You are confusing extract brewing using speciality grains and doing all grain where you usually put all the grains together and mash them.

Just mash them all together.
 
Gap is correct. Don't worry about steeping.
Anything under approx. 400 EBC (200 Lovibond) can be added to the mash but roasted grains (400 EBC plus) will give you a harsh, roasty aftertaste if added along with your base malts, crystals, etc.
Better to add them at the last 10 minutes of the mash to avoid this.
 
Chuck them all in together.
In situations where you have a high proportion of roast malts (such as stout or porter) separate steeping is ONE method SOME brewers use but in most instances most brewers throw all spec grains into the mash.
 
Sweet! Chucking them all in works for me.

Don't know how I would do them separately. Wouldn't it bring the temp down if I added the dark grains in the last 15 minutes?
 
At that point it wouldn't matter anyway but for this brew there is no need.
Wait till you are making a stout and are interested in water chemistry before worrying about the idea.
 
I often add spec malts such as crystal at mashout,which I find gives more depth of malt character.
 
TidalPete said:
Anything under approx. 400 EBC (200 Lovibond) can be added to the mash but roasted grains (400 EBC plus) will give you a harsh, roasty aftertaste if added along with your base malts, crystals, etc.
Obviously I cannot taste anything then. My brews must be overly roasty and shit.
 
indica86 said:
Obviously I cannot taste anything then. My brews must be overly roasty and shit.
Send me as many as you can and I'll let you know
 
While I've always just thrown them all in the mash as well, I feel that separating out the specialty malts and steeping them apart from the mash may be a way to get around a limited-size mash tun. My MT is only a 19L cylindrical cooler, so I'm probably pushing it a bit to do any really high gravity beers in a 'standard' size (20-23L) batch. However, if I were to steep the specialty grains separately in a pot, then only my base malt would need to go in the MT and I could theoretically get significantly bigger beers.

Anyone have any thoughts on this? Is there any reason that it would be bad to do this to get around limited equipment?

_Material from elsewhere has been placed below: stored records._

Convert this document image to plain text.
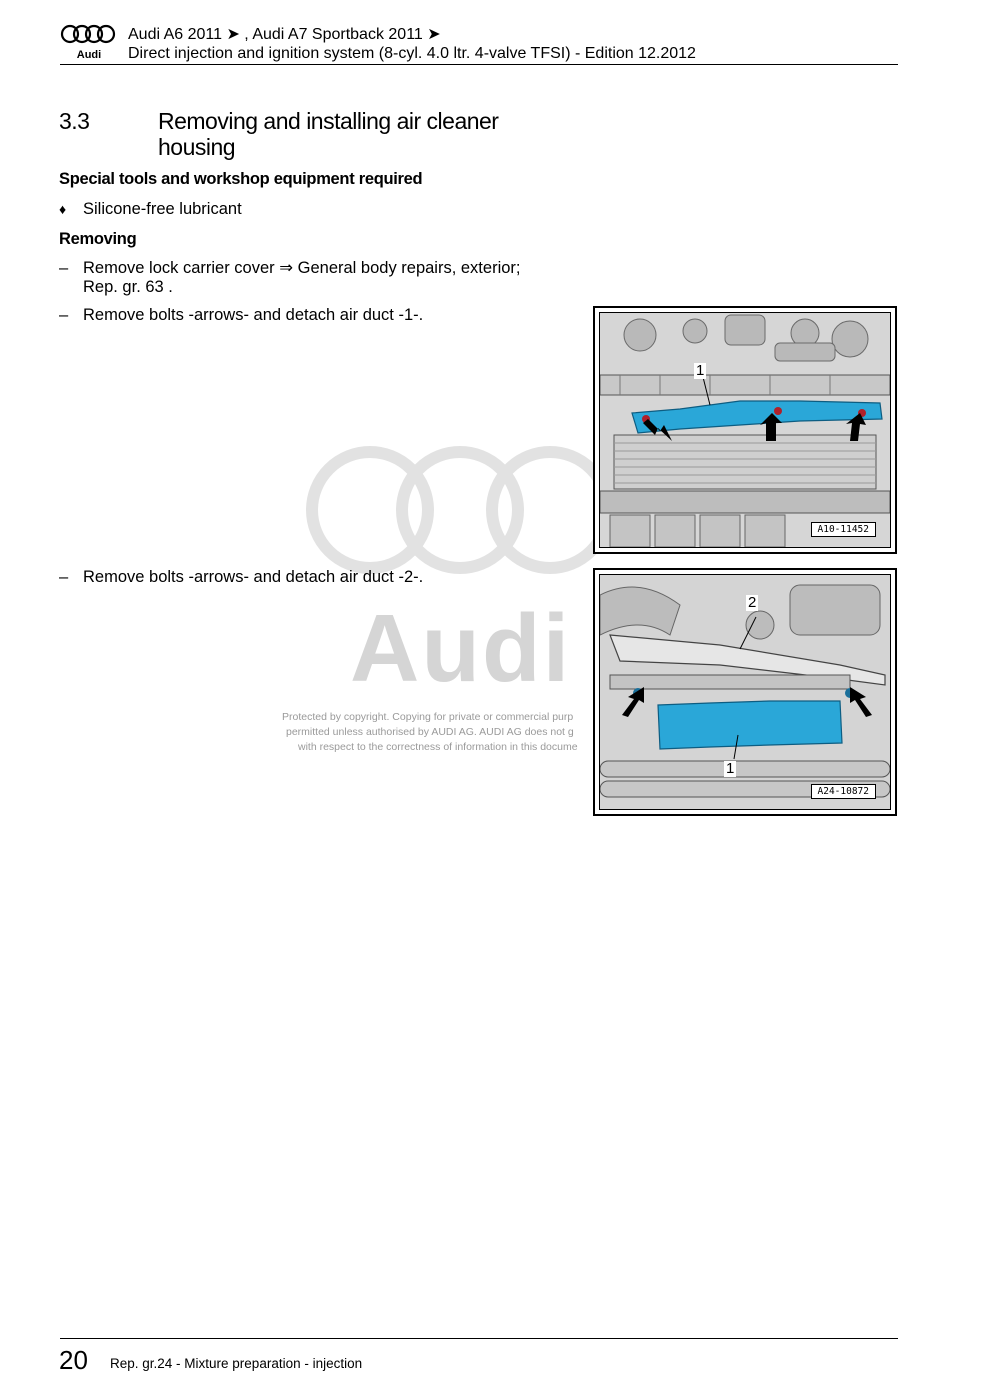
Audi
Audi A6 2011 ➤ , Audi A7 Sportback 2011 ➤
Direct injection and ignition system (8-cyl. 4.0 ltr. 4-valve TFSI) - Edition 12.2012
Audi
3.3	Removing and installing air cleaner housing
Special tools and workshop equipment required
♦ Silicone-free lubricant
Removing
– Remove lock carrier cover ⇒ General body repairs, exterior;
Rep. gr. 63 .
– Remove bolts -arrows- and detach air duct -1-.
– Remove bolts -arrows- and detach air duct -2-.
1
A10-11452
2
1
A24-10872
Protected by copyright. Copying for private or commercial purp
permitted unless authorised by AUDI AG. AUDI AG does not g
with respect to the correctness of information in this docume
20 Rep. gr.24 - Mixture preparation - injection
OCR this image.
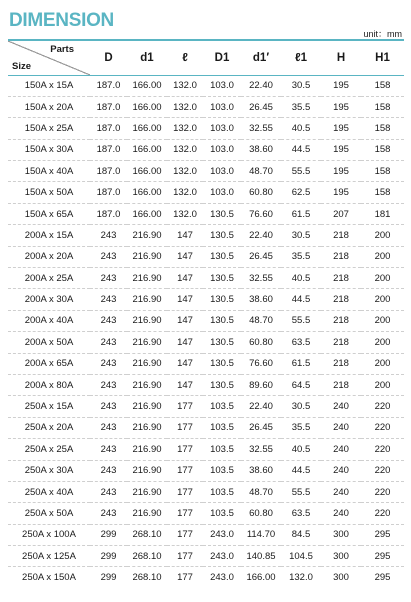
DIMENSION
unit：mm
Parts
Size	D	d1	ℓ	D1	d1′	ℓ1	H	H1
150A x 15A	187.0	166.00	132.0	103.0	22.40	30.5	195	158
150A x 20A	187.0	166.00	132.0	103.0	26.45	35.5	195	158
150A x 25A	187.0	166.00	132.0	103.0	32.55	40.5	195	158
150A x 30A	187.0	166.00	132.0	103.0	38.60	44.5	195	158
150A x 40A	187.0	166.00	132.0	103.0	48.70	55.5	195	158
150A x 50A	187.0	166.00	132.0	103.0	60.80	62.5	195	158
150A x 65A	187.0	166.00	132.0	130.5	76.60	61.5	207	181
200A x 15A	243	216.90	147	130.5	22.40	30.5	218	200
200A x 20A	243	216.90	147	130.5	26.45	35.5	218	200
200A x 25A	243	216.90	147	130.5	32.55	40.5	218	200
200A x 30A	243	216.90	147	130.5	38.60	44.5	218	200
200A x 40A	243	216.90	147	130.5	48.70	55.5	218	200
200A x 50A	243	216.90	147	130.5	60.80	63.5	218	200
200A x 65A	243	216.90	147	130.5	76.60	61.5	218	200
200A x 80A	243	216.90	147	130.5	89.60	64.5	218	200
250A x 15A	243	216.90	177	103.5	22.40	30.5	240	220
250A x 20A	243	216.90	177	103.5	26.45	35.5	240	220
250A x 25A	243	216.90	177	103.5	32.55	40.5	240	220
250A x 30A	243	216.90	177	103.5	38.60	44.5	240	220
250A x 40A	243	216.90	177	103.5	48.70	55.5	240	220
250A x 50A	243	216.90	177	103.5	60.80	63.5	240	220
250A x 100A	299	268.10	177	243.0	114.70	84.5	300	295
250A x 125A	299	268.10	177	243.0	140.85	104.5	300	295
250A x 150A	299	268.10	177	243.0	166.00	132.0	300	295
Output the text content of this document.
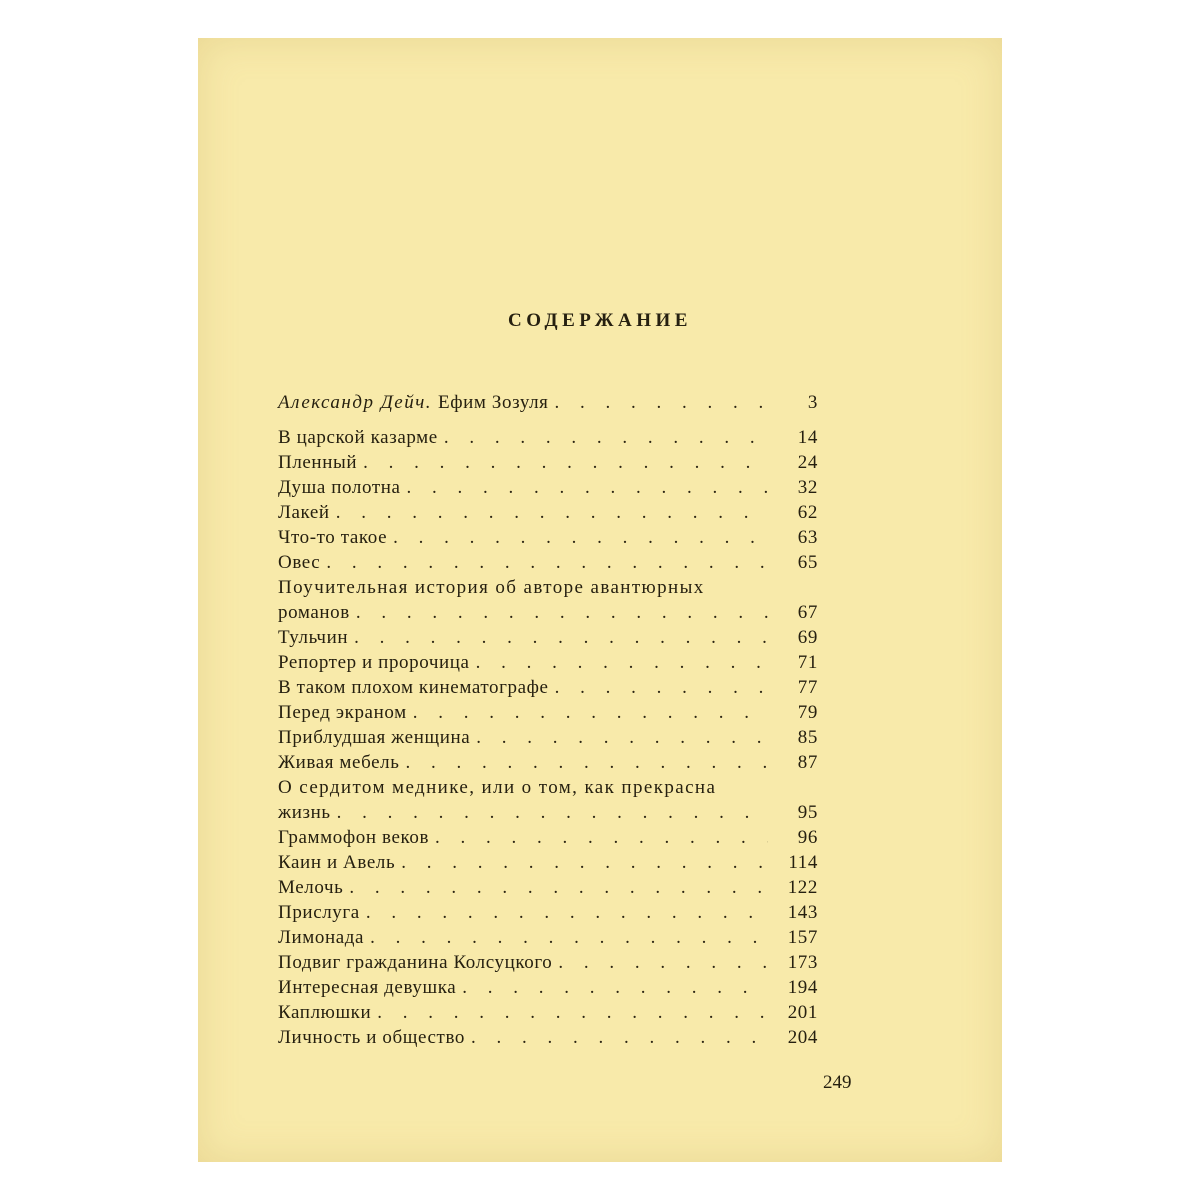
СОДЕРЖАНИЕ
Александр Дейч. Ефим Зозуля . . .	3
В царской казарме . . .	14
Пленный . . .	24
Душа полотна . . .	32
Лакей . . .	62
Что-то такое . . .	63
Овес . . .	65
Поучительная история об авторе авантюрных
романов . . .	67
Тульчин . . .	69
Репортер и пророчица . . .	71
В таком плохом кинематографе . . .	77
Перед экраном . . .	79
Приблудшая женщина . . .	85
Живая мебель . . .	87
О сердитом меднике, или о том, как прекрасна
жизнь . . .	95
Граммофон веков . . .	96
Каин и Авель . . .	114
Мелочь . . .	122
Прислуга . . .	143
Лимонада . . .	157
Подвиг гражданина Колсуцкого . . .	173
Интересная девушка . . .	194
Каплюшки . . .	201
Личность и общество . . .	204
249
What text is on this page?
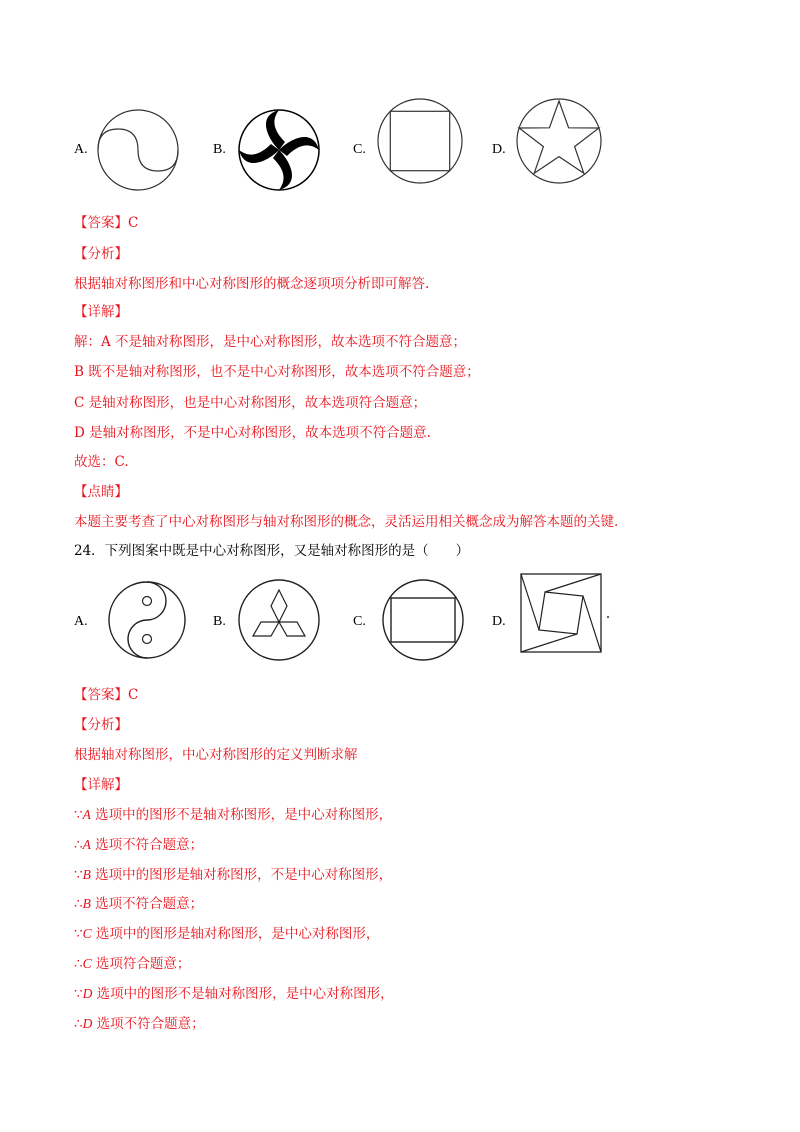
A.	B.	C.	D.
【答案】C
【分析】
根据轴对称图形和中心对称图形的概念逐项项分析即可解答.
【详解】
解：A 不是轴对称图形，是中心对称图形，故本选项不符合题意；
B 既不是轴对称图形，也不是中心对称图形，故本选项不符合题意；
C 是轴对称图形，也是中心对称图形，故本选项符合题意；
D 是轴对称图形，不是中心对称图形，故本选项不符合题意.
故选：C.
【点睛】
本题主要考查了中心对称图形与轴对称图形的概念，灵活运用相关概念成为解答本题的关键.
24．下列图案中既是中心对称图形，又是轴对称图形的是（　　）
A.	B.	C.	D.
【答案】C
【分析】
根据轴对称图形，中心对称图形的定义判断求解
【详解】
∵A 选项中的图形不是轴对称图形，是中心对称图形，
∴A 选项不符合题意；
∵B 选项中的图形是轴对称图形，不是中心对称图形，
∴B 选项不符合题意；
∵C 选项中的图形是轴对称图形，是中心对称图形，
∴C 选项符合题意；
∵D 选项中的图形不是轴对称图形，是中心对称图形，
∴D 选项不符合题意；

To be honest, as I currently bottle anyway and don't have any 19L kegs to go filling, it really doesn't matter if I just adjust the volume in my recipe instead of adding more grains in order to get bigger beers, but I'm interested in maybe trying it out anyway.
 
Mate if its your first crack at it, mash them all together after milling of course. At mash temps no astringency should occur from grain husk. Don't forget you boil the shit outta wort after mashing. Just go for it and learn along the way!